Medical treatment at Victoria Hospital just got better when a laparoscopic “stack” television screen and hardware was delivered last week.
This large district hospital can now offer more patients minimally invasive, or keyhole, surgery for colonic cancer, appendicitis, hernias and other bowel-related diseases as well as urological procedures and ear nose and throat procedures on children.
According to Dr Mark Hampton, head of general surgery at Victoria Hospital Wynberg, doing more procedures laparoscopically could significantly reduce side effects associated with traditional open surgeries.
He said the state-of-the-art laparoscopy machine, or “stack”, is on trial for one week and costs between R800 000 and R1 million and they had had to motivate hard to get it.
The hospital’s CEO, Dr Melvin Moodley, said budgets were limited and hospitals had to make careful choices about what equipment would be likely to add the most value to service delivery.
“With technology moving faster, keyhole surgery means less post-operative pain with patients recovering quicker and most of them going home sooner after surgery. The patient heals faster and has a much smaller scar,” said Dr Moodley.
He said when done well, by well-trained and experienced surgeons, such as Dr Hampton, the results of keyhole inguinal hernia repair could be equivalent to open procedures, but without some of the side effects of open surgery.
On Monday we were invited to watch a procedure using the stack. Dressed in surgery garb, Dr Hampton said the patient had an inguinal hernia, caused when tissue, such as part of the intestine, protrudes through an area of weakness in the abdominal wall musculature. The resulting bulge can sometimes be painful, especially when the person coughs, bends over or lifts a heavy object.

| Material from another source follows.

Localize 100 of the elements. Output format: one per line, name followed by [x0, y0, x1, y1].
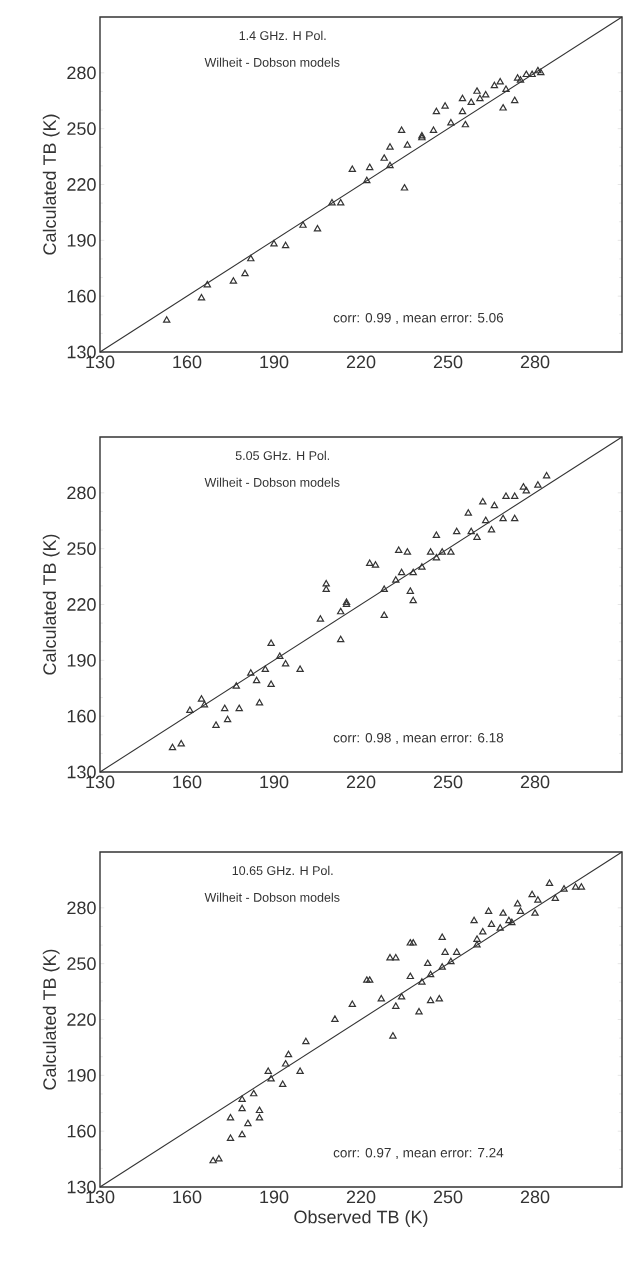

Assisting Dr Hampton was Dr Christo Kloppers who works at Groote Schuur Hospital and specialises in liver disease but has an interest in hernias.
It was 11.45am and he made the first incision, a tiny one in the belly button. He then inserted a laparoscope the size of my little finger. It’s essentially, a thin telescope with a light on the end.

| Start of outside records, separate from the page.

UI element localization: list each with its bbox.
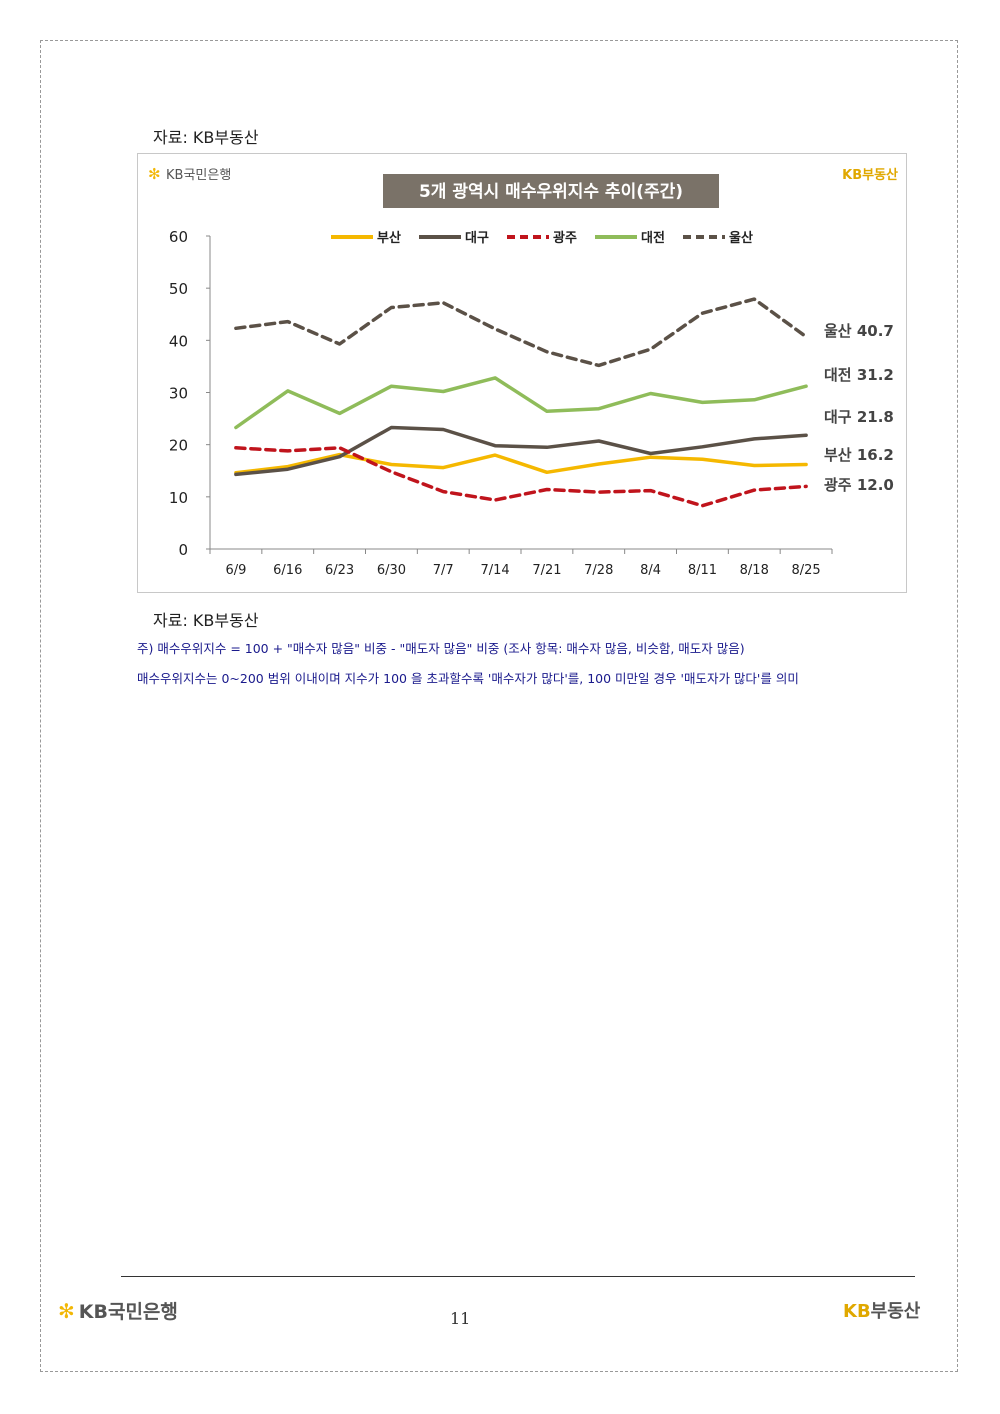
x-tick-label: 7/7 <box>433 563 454 578</box>
x-tick-label: 7/14 <box>480 563 509 578</box>
x-tick-label: 7/21 <box>532 563 561 578</box>
y-tick-label: 30 <box>169 385 188 403</box>
footer-logo-left: ✻ KB국민은행 <box>58 1297 178 1324</box>
x-tick-label: 8/4 <box>640 563 661 578</box>
chart-title: 5개 광역시 매수우위지수 추이(주간) <box>419 182 683 202</box>
y-tick-label: 50 <box>169 280 188 298</box>
x-tick-label: 7/28 <box>584 563 613 578</box>
y-tick-label: 10 <box>169 489 188 507</box>
footer-divider <box>121 1276 915 1277</box>
star-icon: ✻ <box>58 1298 75 1323</box>
x-tick-label: 6/30 <box>377 563 406 578</box>
page-number: 11 <box>450 1309 471 1328</box>
x-tick-label: 6/23 <box>325 563 354 578</box>
x-tick-label: 6/9 <box>225 563 246 578</box>
series-line-ulsan <box>234 297 808 368</box>
x-tick-label: 8/18 <box>740 563 769 578</box>
line-chart: ✻ KB국민은행 KB부동산 5개 광역시 매수우위지수 추이(주간) 0 10 2… <box>148 165 898 578</box>
series-line-daegu <box>234 425 808 477</box>
legend: 부산 대구 광주 대전 울산 <box>331 230 753 246</box>
end-label-busan: 부산 16.2 <box>824 446 894 464</box>
y-tick-label: 60 <box>169 228 188 246</box>
star-icon: ✻ <box>148 165 161 183</box>
end-label-daegu: 대구 21.8 <box>824 408 894 426</box>
legend-label: 광주 <box>553 231 577 246</box>
series-lines <box>234 297 808 508</box>
footer-logo-right-kb: KB <box>843 1301 871 1322</box>
x-tick-label: 8/25 <box>791 563 820 578</box>
end-label-ulsan: 울산 40.7 <box>824 322 894 340</box>
footer-logo-left-text: KB국민은행 <box>78 1301 178 1323</box>
footer-logo-right: KB부동산 <box>843 1297 920 1323</box>
note-range-explanation: 매수우위지수는 0~200 범위 이내이며 지수가 100 을 초과할수록 '매… <box>137 671 799 686</box>
end-labels: 부산 16.2 대구 21.8 광주 12.0 대전 31.2 울산 40.7 <box>824 322 894 494</box>
chart-logo-left: ✻ KB국민은행 <box>148 165 231 183</box>
page-border <box>40 40 958 1372</box>
chart-frame: ✻ KB국민은행 KB부동산 5개 광역시 매수우위지수 추이(주간) 0 10 2… <box>137 153 907 593</box>
source-caption-bottom: 자료: KB부동산 <box>153 611 259 630</box>
legend-label: 부산 <box>377 230 401 246</box>
legend-label: 울산 <box>729 230 753 246</box>
y-tick-label: 0 <box>178 541 188 559</box>
note-definition: 주) 매수우위지수 = 100 + "매수자 많음" 비중 - "매도자 많음"… <box>137 641 745 656</box>
series-line-gwangju <box>234 446 808 508</box>
chart-title-background <box>383 174 719 208</box>
source-caption-top: 자료: KB부동산 <box>153 128 259 147</box>
footer-logo-right-text: 부동산 <box>870 1301 921 1322</box>
y-tick-label: 40 <box>169 332 188 350</box>
legend-label: 대전 <box>641 230 665 246</box>
series-line-busan <box>234 452 808 475</box>
chart-logo-right: KB부동산 <box>842 167 898 183</box>
series-line-daejeon <box>234 376 808 430</box>
chart-logo-left-text: KB국민은행 <box>166 167 231 183</box>
x-tick-label: 6/16 <box>273 563 302 578</box>
axes: 0 10 20 30 40 50 60 6/9 6/16 6/23 6/30 7/7 7/14 7/21 7… <box>169 228 833 578</box>
x-tick-label: 8/11 <box>688 563 717 578</box>
end-label-gwangju: 광주 12.0 <box>824 476 894 494</box>
legend-label: 대구 <box>465 231 489 246</box>
end-label-daejeon: 대전 31.2 <box>824 366 894 384</box>
y-tick-label: 20 <box>169 437 188 455</box>
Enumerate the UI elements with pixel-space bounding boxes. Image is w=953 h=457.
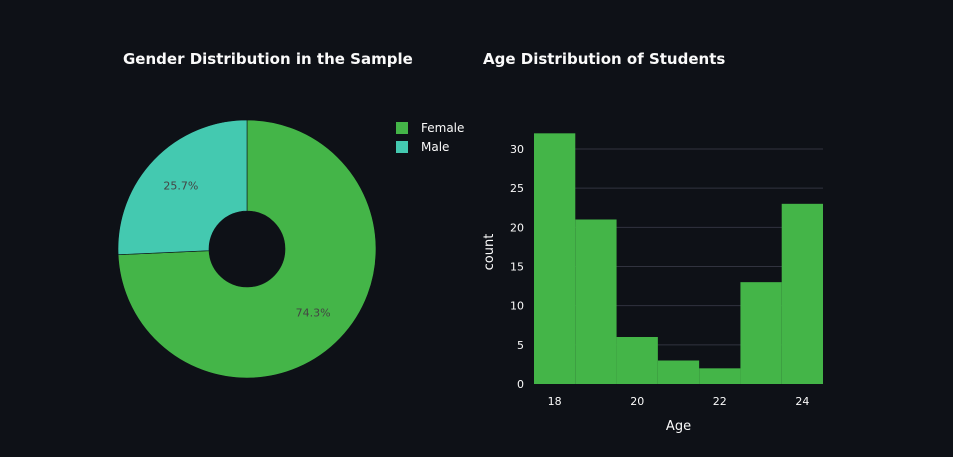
histogram-bar[interactable]	[575, 219, 617, 384]
histogram-bar[interactable]	[616, 336, 658, 384]
pie-slice-label: 74.3%	[296, 306, 331, 319]
histogram-bar[interactable]	[740, 282, 782, 384]
legend-swatch-female[interactable]	[396, 122, 408, 134]
y-tick-label: 30	[510, 143, 524, 156]
histogram-bar[interactable]	[781, 203, 823, 384]
y-tick-label: 10	[510, 300, 524, 313]
pie-chart: 74.3% 25.7%	[117, 119, 377, 379]
legend-label-male[interactable]: Male	[421, 140, 449, 154]
pie-chart-title: Gender Distribution in the Sample	[123, 50, 413, 68]
y-axis-title: count	[482, 234, 497, 271]
y-tick-label: 25	[510, 182, 524, 195]
legend-swatch-male[interactable]	[396, 141, 408, 153]
histogram-bar[interactable]	[534, 133, 576, 384]
histogram-bar[interactable]	[657, 360, 700, 384]
y-tick-label: 5	[517, 339, 524, 352]
y-tick-label: 15	[510, 260, 524, 273]
pie-slice-female[interactable]	[117, 119, 377, 379]
pie-slice-label: 25.7%	[163, 180, 198, 193]
x-tick-label: 20	[630, 395, 644, 408]
histogram: 0 5 10 15 20 25 30 18 20 22 24 Age count	[482, 133, 823, 434]
x-tick-label: 24	[795, 395, 809, 408]
y-tick-label: 0	[517, 378, 524, 391]
histogram-bar[interactable]	[699, 368, 741, 384]
x-axis-title: Age	[666, 419, 691, 434]
pie-slice-male[interactable]	[117, 119, 248, 255]
pie-legend: Female Male	[396, 121, 464, 154]
y-tick-label: 20	[510, 221, 524, 234]
histogram-title: Age Distribution of Students	[483, 50, 726, 68]
x-tick-label: 18	[548, 395, 562, 408]
legend-label-female[interactable]: Female	[421, 121, 464, 135]
x-tick-label: 22	[713, 395, 727, 408]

Dr Hampton made two more tiny incisions below the belly button and inserted thinner pipes. The incisions are small, hence the technique often being called keyhole surgery as opposed to conventional surgery which is called open surgery.

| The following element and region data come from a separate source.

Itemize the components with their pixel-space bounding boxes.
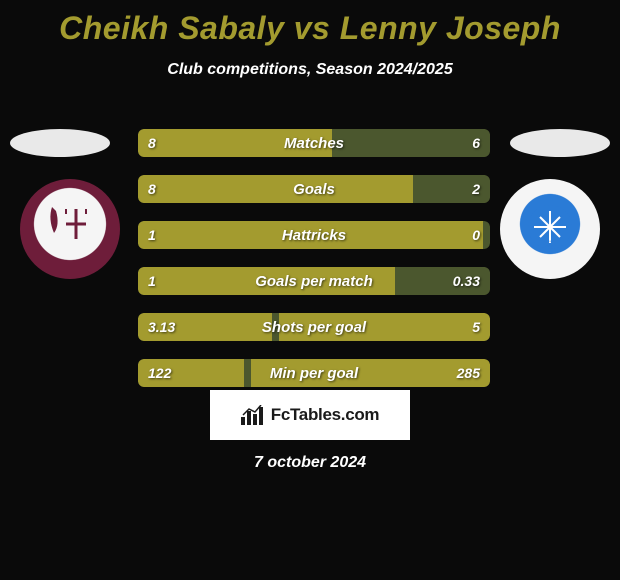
- comparison-title: Cheikh Sabaly vs Lenny Joseph: [0, 0, 620, 47]
- brand-text: FcTables.com: [271, 405, 380, 425]
- svg-text:38: 38: [544, 238, 556, 250]
- stat-label: Shots per goal: [138, 313, 490, 341]
- stat-row: 86Matches: [138, 129, 490, 157]
- stat-bars: 86Matches 82Goals 10Hattricks 10.33Goals pe…: [138, 129, 490, 405]
- stat-label: Goals per match: [138, 267, 490, 295]
- subtitle: Club competitions, Season 2024/2025: [0, 61, 620, 79]
- date: 7 october 2024: [0, 454, 620, 472]
- vs-separator: vs: [294, 10, 331, 46]
- team1-crest-label: [42, 199, 98, 260]
- brand-box: FcTables.com: [210, 390, 410, 440]
- player1-name: Cheikh Sabaly: [59, 10, 284, 46]
- stat-row: 10.33Goals per match: [138, 267, 490, 295]
- team1-crest: [20, 179, 120, 279]
- stat-row: 122285Min per goal: [138, 359, 490, 387]
- stat-label: Min per goal: [138, 359, 490, 387]
- team2-crest-label: 38: [520, 197, 580, 262]
- stats-area: 38 86Matches 82Goals 10Hattricks 10.33Goals…: [0, 109, 620, 399]
- player2-name: Lenny Joseph: [340, 10, 561, 46]
- stat-row: 3.135Shots per goal: [138, 313, 490, 341]
- brand-icon: [241, 405, 265, 425]
- stat-label: Goals: [138, 175, 490, 203]
- stat-label: Hattricks: [138, 221, 490, 249]
- stat-row: 10Hattricks: [138, 221, 490, 249]
- player2-marker: [510, 129, 610, 157]
- stat-label: Matches: [138, 129, 490, 157]
- team2-crest: 38: [500, 179, 600, 279]
- stat-row: 82Goals: [138, 175, 490, 203]
- player1-marker: [10, 129, 110, 157]
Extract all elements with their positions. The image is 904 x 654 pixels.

For over half an hour they probed and cut, everything magnified on the stack monitor, resembling a colourful area of yellow muscle and red tissue with spider web fragments.
The procedure was lengthy. A medical student explained that Dr Hampton needed to dissect through membranes to get to the hernia which is then reduced back into the abdominal cavity. Imagine trying to cut the fatty membrane off a piece of meat using chopsticks by torchlight, and you get the picture.
Occasionally Dr Kloppers removed the scope to wash the camera in hot water before re-inserting it.
Almost one hour later, a surgical nurse deftly unpacked what looked like a wire mesh the size of my palm. This was inserted through one of the tubes and within seconds was in place, ,protecting the weak point in the abdominal wall to prevent the hernia coming back.
Assisting the surgeons, scrub sister Sandra Andrews said with laparoscopic surgery they are looking at the hernia differently, operating by using a 2D video image of the site rather than straight down.